CAPS Available for Students

The University of Hartford’s Office of Counseling and Psychological Services, or CAPS, offers complimentary services to the university student body.
As its Web site explains, CAPS “provides a range of short-term counseling and psychological services to the university community… to full-time undergraduate students at no additional cost” beyond already paying tuition.
Additionally, according to the Web site, “Part-time and graduate students may utilize CAPS services for a nominal fee.” This fee is referred to as a “health and wellness fee.”

The Web site does caution, however, that “if you are on campus and require emergency psychiatric assistance call ext. 7777 for Public Safety,” and that “if you are off campus and require emergency assistance call 911 or visit your local emergency room.”

On the CAPS Web site, students may, without charge, screen themselves under “completely confidential and anonymous” circumstances, as the site explains, for “depression, generalized anxiety disorder, bipolar disorder, post-traumatic stress disorder, alcohol abuse and eating disorders.”

These screenings, states the Web site, “are provided so [one] may quickly find out whether or not professional consultation might helpful to [oneself].”

On average, said Dr. David Albert, who is the director of CAPS as well as a Northwestern University-educated clinical psychologist, CAPS “sees between seven and 10 percent of the undergraduate population in any given year.”
Albert further explained that CAPS “will frequently work with off-campus providers, whether we’re referring a student for specialized care, or sometimes more intensive services than we can offer.”

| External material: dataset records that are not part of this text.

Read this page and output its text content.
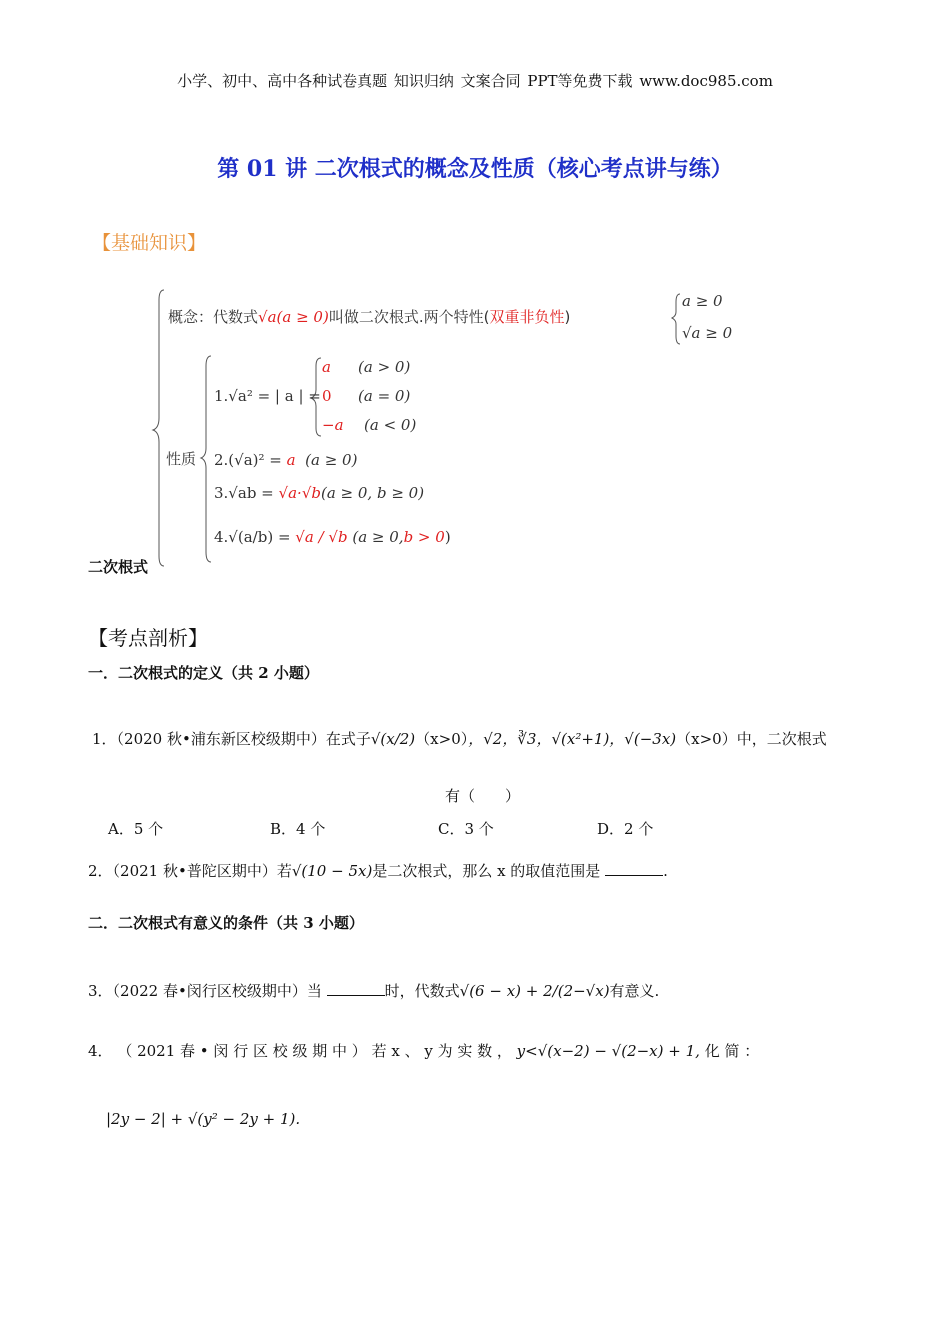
小学、初中、高中各种试卷真题 知识归纳 文案合同 PPT等免费下载 www.doc985.com
第 01 讲 二次根式的概念及性质（核心考点讲与练）
【基础知识】
概念：代数式√a(a ≥ 0)叫做二次根式.两个特性(双重非负性)
a ≥ 0
√a ≥ 0
性质
1.√a² = | a | =
a (a > 0)
0 (a = 0)
−a (a < 0)
2.(√a)² = a (a ≥ 0)
3.√ab = √a·√b(a ≥ 0, b ≥ 0)
4.√(a/b) = √a / √b (a ≥ 0,b > 0)
二次根式
【考点剖析】
一．二次根式的定义（共 2 小题）
1．（2020 秋•浦东新区校级期中）在式子√(x/2)（x>0），√2，∛3，√(x²+1)，√(−3x)（x>0）中，二次根式
有（　　）
A．5 个	B．4 个	C．3 个	D．2 个
2．（2021 秋•普陀区期中）若√(10 − 5x)是二次根式，那么 x 的取值范围是	.
二．二次根式有意义的条件（共 3 小题）
3．（2022 春•闵行区校级期中）当	时，代数式√(6 − x) + 2/(2−√x)有意义.
4． （ 2021 春 • 闵 行 区 校 级 期 中 ） 若 x 、 y 为 实 数 ， y<√(x−2) − √(2−x) + 1, 化 简 ：
|2y − 2| + √(y² − 2y + 1).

CAPS, as Albert explained, has five full-time staff members including two licensed clinical psychologists- including Albert himself- two social workers and one licensed professional counselor. It also employs Office Manager Liz Inkel, who won Outstanding Staff Member of the Year last year. CAPS also has four graduate student trainees and has psychiatry residents from Hartford Hospital rotate at CAPS.

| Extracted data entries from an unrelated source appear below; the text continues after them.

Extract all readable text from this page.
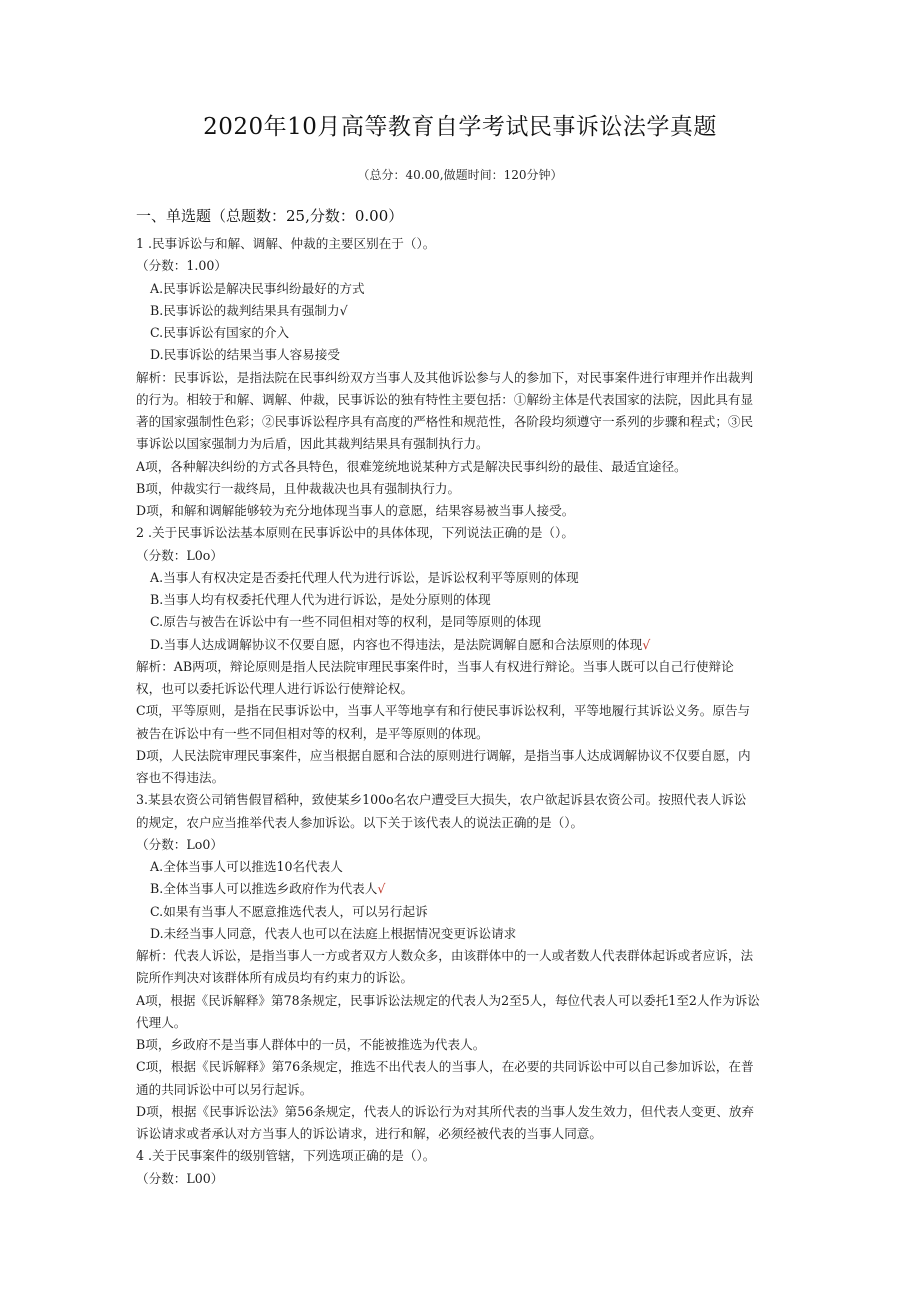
2020年10月高等教育自学考试民事诉讼法学真题
（总分：40.00,做题时间：120分钟）
一、单选题（总题数：25,分数：0.00）
1 .民事诉讼与和解、调解、仲裁的主要区别在于（）。
（分数：1.00）
A.民事诉讼是解决民事纠纷最好的方式
B.民事诉讼的裁判结果具有强制力√
C.民事诉讼有国家的介入
D.民事诉讼的结果当事人容易接受
解析：民事诉讼，是指法院在民事纠纷双方当事人及其他诉讼参与人的参加下，对民事案件进行审理并作出裁判
的行为。相较于和解、调解、仲裁，民事诉讼的独有特性主要包括：①解纷主体是代表国家的法院，因此具有显
著的国家强制性色彩；②民事诉讼程序具有高度的严格性和规范性，各阶段均须遵守一系列的步骤和程式；③民
事诉讼以国家强制力为后盾，因此其裁判结果具有强制执行力。
A项，各种解决纠纷的方式各具特色，很难笼统地说某种方式是解决民事纠纷的最佳、最适宜途径。
B项，仲裁实行一裁终局，且仲裁裁决也具有强制执行力。
D项，和解和调解能够较为充分地体现当事人的意愿，结果容易被当事人接受。
2 .关于民事诉讼法基本原则在民事诉讼中的具体体现，下列说法正确的是（）。
（分数：L0o）
A.当事人有权决定是否委托代理人代为进行诉讼，是诉讼权利平等原则的体现
B.当事人均有权委托代理人代为进行诉讼，是处分原则的体现
C.原告与被告在诉讼中有一些不同但相对等的权利，是同等原则的体现
D.当事人达成调解协议不仅要自愿，内容也不得违法，是法院调解自愿和合法原则的体现√
解析：AB两项，辩论原则是指人民法院审理民事案件时，当事人有权进行辩论。当事人既可以自己行使辩论
权，也可以委托诉讼代理人进行诉讼行使辩论权。
C项，平等原则，是指在民事诉讼中，当事人平等地享有和行使民事诉讼权利，平等地履行其诉讼义务。原告与
被告在诉讼中有一些不同但相对等的权利，是平等原则的体现。
D项，人民法院审理民事案件，应当根据自愿和合法的原则进行调解，是指当事人达成调解协议不仅要自愿，内
容也不得违法。
3.某县农资公司销售假冒稻种，致使某乡100o名农户遭受巨大损失，农户欲起诉县农资公司。按照代表人诉讼
的规定，农户应当推举代表人参加诉讼。以下关于该代表人的说法正确的是（）。
（分数：Lo0）
A.全体当事人可以推选10名代表人
B.全体当事人可以推选乡政府作为代表人√
C.如果有当事人不愿意推选代表人，可以另行起诉
D.未经当事人同意，代表人也可以在法庭上根据情况变更诉讼请求
解析：代表人诉讼，是指当事人一方或者双方人数众多，由该群体中的一人或者数人代表群体起诉或者应诉，法
院所作判决对该群体所有成员均有约束力的诉讼。
A项，根据《民诉解释》第78条规定，民事诉讼法规定的代表人为2至5人，每位代表人可以委托1至2人作为诉讼
代理人。
B项，乡政府不是当事人群体中的一员，不能被推选为代表人。
C项，根据《民诉解释》第76条规定，推选不出代表人的当事人，在必要的共同诉讼中可以自己参加诉讼，在普
通的共同诉讼中可以另行起诉。
D项，根据《民事诉讼法》第56条规定，代表人的诉讼行为对其所代表的当事人发生效力，但代表人变更、放弃
诉讼请求或者承认对方当事人的诉讼请求，进行和解，必须经被代表的当事人同意。
4 .关于民事案件的级别管辖，下列选项正确的是（）。
（分数：L00）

CAPS staff, according to Albert, are always on call to Residential Life staff members after hours. They will make a daily crisis appointment for any student who is “in crisis,” such as if he or she is contemplating harm to him/herself.
CAPS will also participate in the Tunnel of Oppression, which will be held in Suisman Lounge on Friday, Feb. 12. Christopher Weed, who is a Licensed Clinical Social Worker on the staff of CAPS, explained that he will be working with C and D Complex Resident Director John Hernandez and with other individuals coordinating the event “to help students process the experience of going through this event and what it means, and to point students in the direction of addressing the issues addressed in the Tunnel.”

Weed compared this event to Take Back the Night, which is an event for raising awareness of the oppression that women face.

“It’s nice,” said Weed, “[that CAPS] can participate in students raising awareness and the emotional awareness that comes with that, when it comes to emotional issues that are too difficult to address.”

CAPS, according to Albert, also “does a lot of outreach in various forms and presents a lot of dialogue courses” and tables in Gengras for occasions related to the services that CAPS provides, such as Eating Disorder Awareness Day, Mental Health Awareness Day and Depression Screening Day.